Abnormal corneal epithelial hyperplasia is a common complication following refractive surgery. 0.1 % fluorometholone (FML) eye drops are commonly used for treatment. However, their efficacy varies among patients, potentially attributed to differences in the patient's microenvironment. The underlying reason remains incompletely understood. This study aimed to elucidate the molecular mechanisms of FML's action on corneal epithelial cells (CECs). The effects of FML on the cell viability, proliferation, cell cycle, and migration of human corneal epithelial cells (HCECs) were evaluated using MTS assay, EdU staining, flow cytometry, and scratch assay, respectively. Mouse corneal sections were immunofluorescently stained to assess cell proliferation. A corneal wound model, monitored by slit-lamp photography, was utilized to evaluate the impact of FML on wound healing. Gene expression alterations were detected via RNA sequencing. RT-qPCR and Western blot were employed to validate gene and protein expression in HCECs and mouse corneal epithelia. Proteomic analysis was conducted on tear samples from patients. FML treatment significantly inhibited CEC proliferation, migration, and wound healing.

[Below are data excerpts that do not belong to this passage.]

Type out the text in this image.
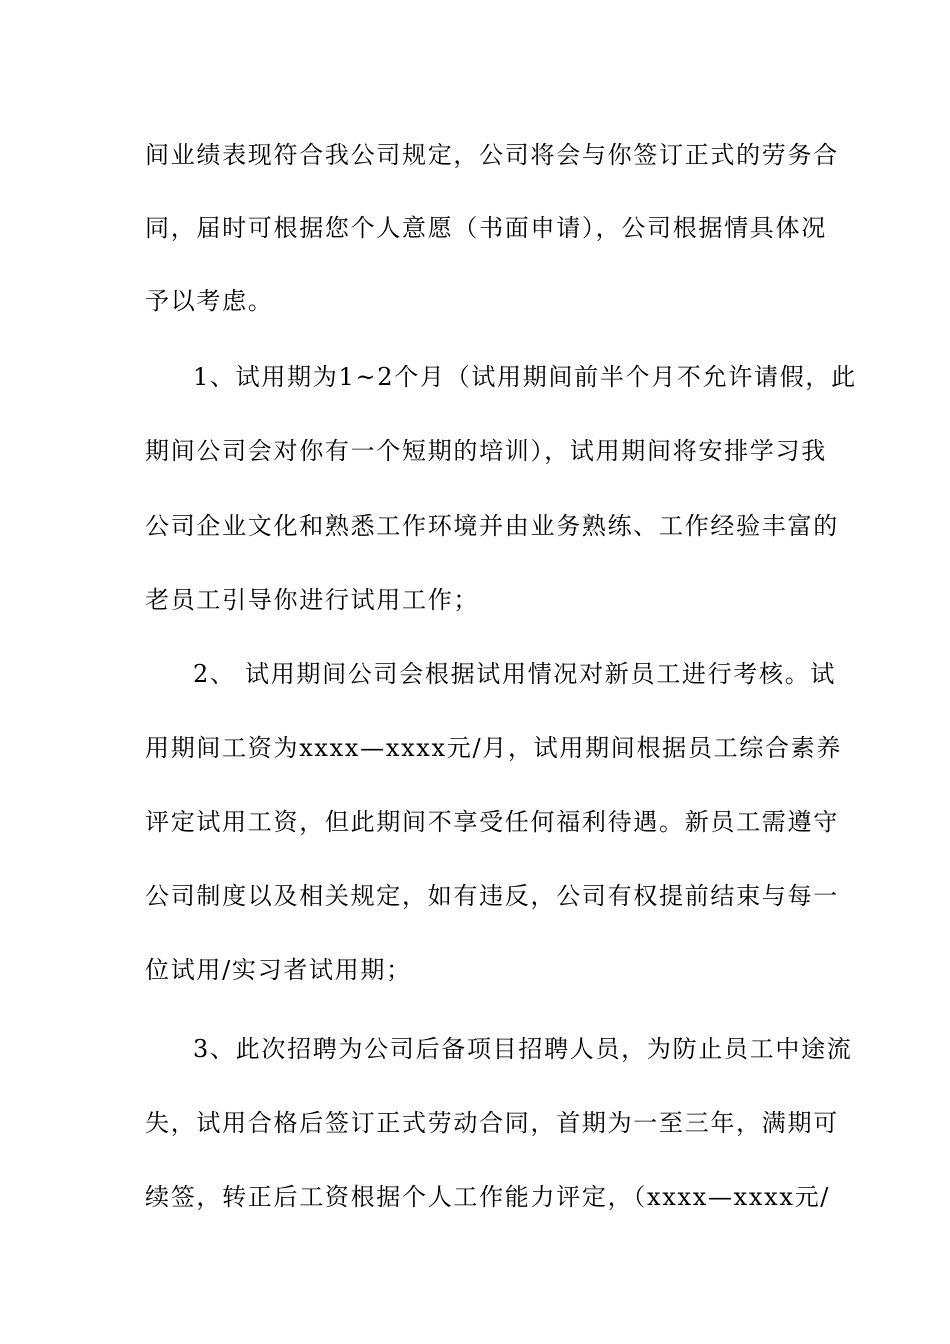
间业绩表现符合我公司规定，公司将会与你签订正式的劳务合
同，届时可根据您个人意愿（书面申请），公司根据情具体况
予以考虑。
1、试用期为1~2个月（试用期间前半个月不允许请假，此
期间公司会对你有一个短期的培训），试用期间将安排学习我
公司企业文化和熟悉工作环境并由业务熟练、工作经验丰富的
老员工引导你进行试用工作；
2、 试用期间公司会根据试用情况对新员工进行考核。试
用期间工资为xxxx—xxxx元/月，试用期间根据员工综合素养
评定试用工资，但此期间不享受任何福利待遇。新员工需遵守
公司制度以及相关规定，如有违反，公司有权提前结束与每一
位试用/实习者试用期；
3、此次招聘为公司后备项目招聘人员，为防止员工中途流
失，试用合格后签订正式劳动合同，首期为一至三年，满期可
续签，转正后工资根据个人工作能力评定，（xxxx—xxxx元/
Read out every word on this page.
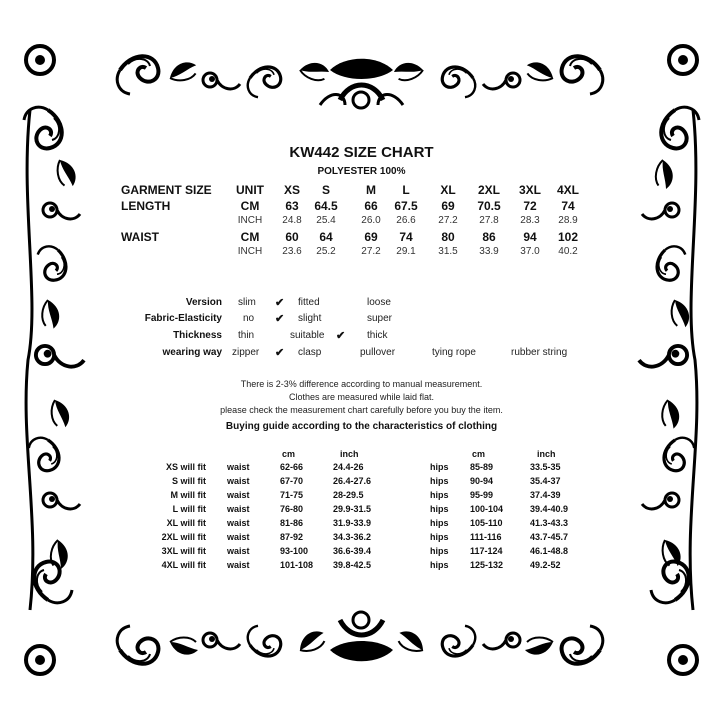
KW442 SIZE CHART
POLYESTER 100%
GARMENT SIZE	UNIT	XS	S	M	L	XL	2XL	3XL	4XL
LENGTH	CM	63	64.5	66	67.5	69	70.5	72	74
INCH	24.8	25.4	26.0	26.6	27.2	27.8	28.3	28.9
WAIST	CM	60	64	69	74	80	86	94	102
INCH	23.6	25.2	27.2	29.1	31.5	33.9	37.0	40.2
Version slim ✔ fitted	loose
Fabric-Elasticity no ✔ slight	super
Thickness thin	suitable ✔ thick
wearing way zipper ✔ clasp	pullover	tying rope	rubber string
There is 2-3% difference according to manual measurement.
Clothes are measured while laid flat.
please check the measurement chart carefully before you buy the item.
Buying guide according to the characteristics of clothing
cm	inch	cm	inch
XS will fit waist	62-66	24.4-26	hips 85-89	33.5-35
S will fit waist	67-70	26.4-27.6	hips 90-94	35.4-37
M will fit waist	71-75	28-29.5	hips 95-99	37.4-39
L will fit waist	76-80	29.9-31.5	hips 100-104	39.4-40.9
XL will fit waist	81-86	31.9-33.9	hips 105-110	41.3-43.3
2XL will fit waist	87-92	34.3-36.2	hips 111-116	43.7-45.7
3XL will fit waist	93-100	36.6-39.4	hips 117-124	46.1-48.8
4XL will fit waist	101-108 39.8-42.5	hips 125-132	49.2-52
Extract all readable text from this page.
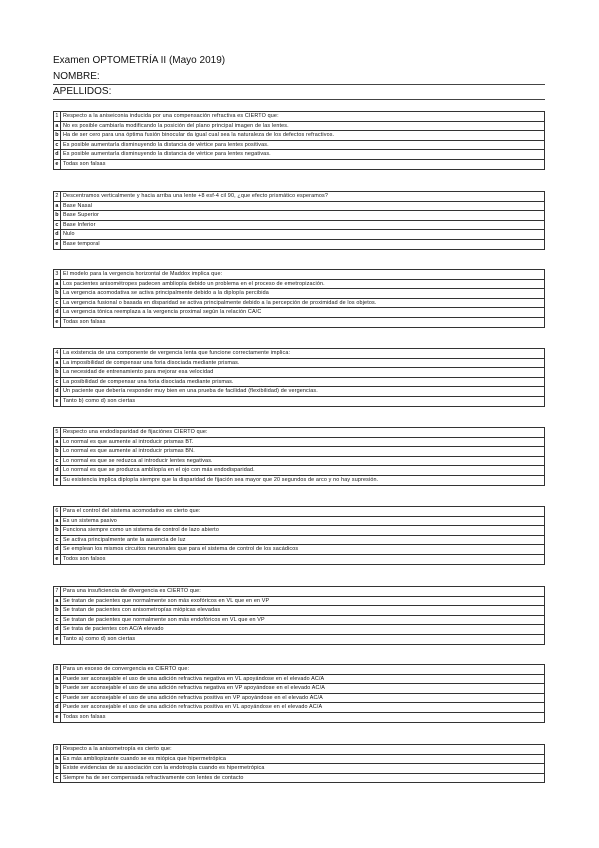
Examen OPTOMETRÍA II (Mayo 2019)
NOMBRE:
APELLIDOS:
1	Respecto a la aniseiconia inducida por una compensación refractiva es CIERTO que:
a	No es posible cambiarla modificando la posición del plano principal imagen de las lentes.
b	Ha de ser cero para una óptima fusión binocular da igual cual sea la naturaleza de los defectos refractivos.
c	Es posible aumentarla disminuyendo la distancia de vértice para lentes positivas.
d	Es posible aumentarla disminuyendo la distancia de vértice para lentes negativas.
e	Todas son falsas
2	Descentramos verticalmente y hacia arriba una lente +8 esf-4 cil 90, ¿que efecto prismático esperamos?
a	Base Nasal
b	Base Superior
c	Base Inferior
d	Nulo
e	Base temporal
3	El modelo para la vergencia horizontal de Maddox implica que:
a	Los pacientes anisométropes padecen ambliopía debido un problema en el proceso de emetropización.
b	La vergencia acomodativa se activa principalmente debido a la diplopía percibida
c	La vergencia fusional o basada en disparidad se activa principalmente debido a la percepción de proximidad de los objetos.
d	La vergencia tónica reemplaza a la vergencia proximal según la relación CA/C
e	Todas son falsas
4	La existencia de una componente de vergencia lenta que funcione correctamente implica:
a	La imposibilidad de compensar una foria disociada mediante prismas.
b	La necesidad de entrenamiento para mejorar esa velocidad
c	La posibilidad de compensar una foria disociada mediante prismas.
d	Un paciente que debería responder muy bien en una prueba de facilidad (flexibilidad) de vergencias.
e	Tanto b) como d) son ciertas
5	Respecto una endodisparidad de fijaciónes CIERTO que:
a	Lo normal es que aumente al introducir prismas BT.
b	Lo normal es que aumente al introducir prismas BN.
c	Lo normal es que se reduzca al introducir lentes negativas.
d	Lo normal es que se produzca ambliopía en el ojo con más endodisparidad.
e	Su existencia implica diplopía siempre que la disparidad de fijación sea mayor que 20 segundos de arco y no hay supresión.
6	Para el control del sistema acomodativo es cierto que:
a	Es un sistema pasivo
b	Funciona siempre como un sistema de control de lazo abierto
c	Se activa principalmente ante la ausencia de luz
d	Se emplean los mismos circuitos neuronales que para el sistema de control de los sacádicos
e	Todos son falsos
7	Para una insuficiencia de divergencia es CIERTO que:
a	Se tratan de pacientes que normalmente son más exofóricos en VL que en en VP
b	Se tratan de pacientes con anisometropías miópicas elevadas
c	Se tratan de pacientes que normalmente son más endofóricos en VL que en VP
d	Se trata de pacientes con AC/A elevado
e	Tanto a) como d) son ciertas
8	Para un exceso de convergencia es CIERTO que:
a	Puede ser aconsejable el uso de una adición refractiva negativa en VL apoyándose en el elevado AC/A
b	Puede ser aconsejable el uso de una adición refractiva negativa en VP apoyándose en el elevado AC/A
c	Puede ser aconsejable el uso de una adición refractiva positiva en VP apoyándose en el elevado AC/A
d	Puede ser aconsejable el uso de una adición refractiva positiva en VL apoyándose en el elevado AC/A
e	Todas son falsas
9	Respecto a la anisometropía es cierto que:
a	Es más ambliopizante cuando se es miópica que hipermetrópica
b	Existe evidencias de su asociación con la endotropía cuando es hipermetrópica
c	Siempre ha de ser compensada refractivamente con lentes de contacto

At the molecular level, FML treatment led to a remarkable downregulation of RhoA, Rac1, and Cdc42. Correspondingly, reductions in the downstream Erk and NF-κB signaling pathways were observed in both HCECs and mouse corneal epithelia. Moreover, these pathways were similarly downregulated in tear samples from clinical patients. In conclusion, FML inhibits CEC proliferation and migration by modulating the Rho GTPase signaling network, especially through RhoA/Rac1/Cdc42, thereby suppressing the Erk/NF-κB pathway.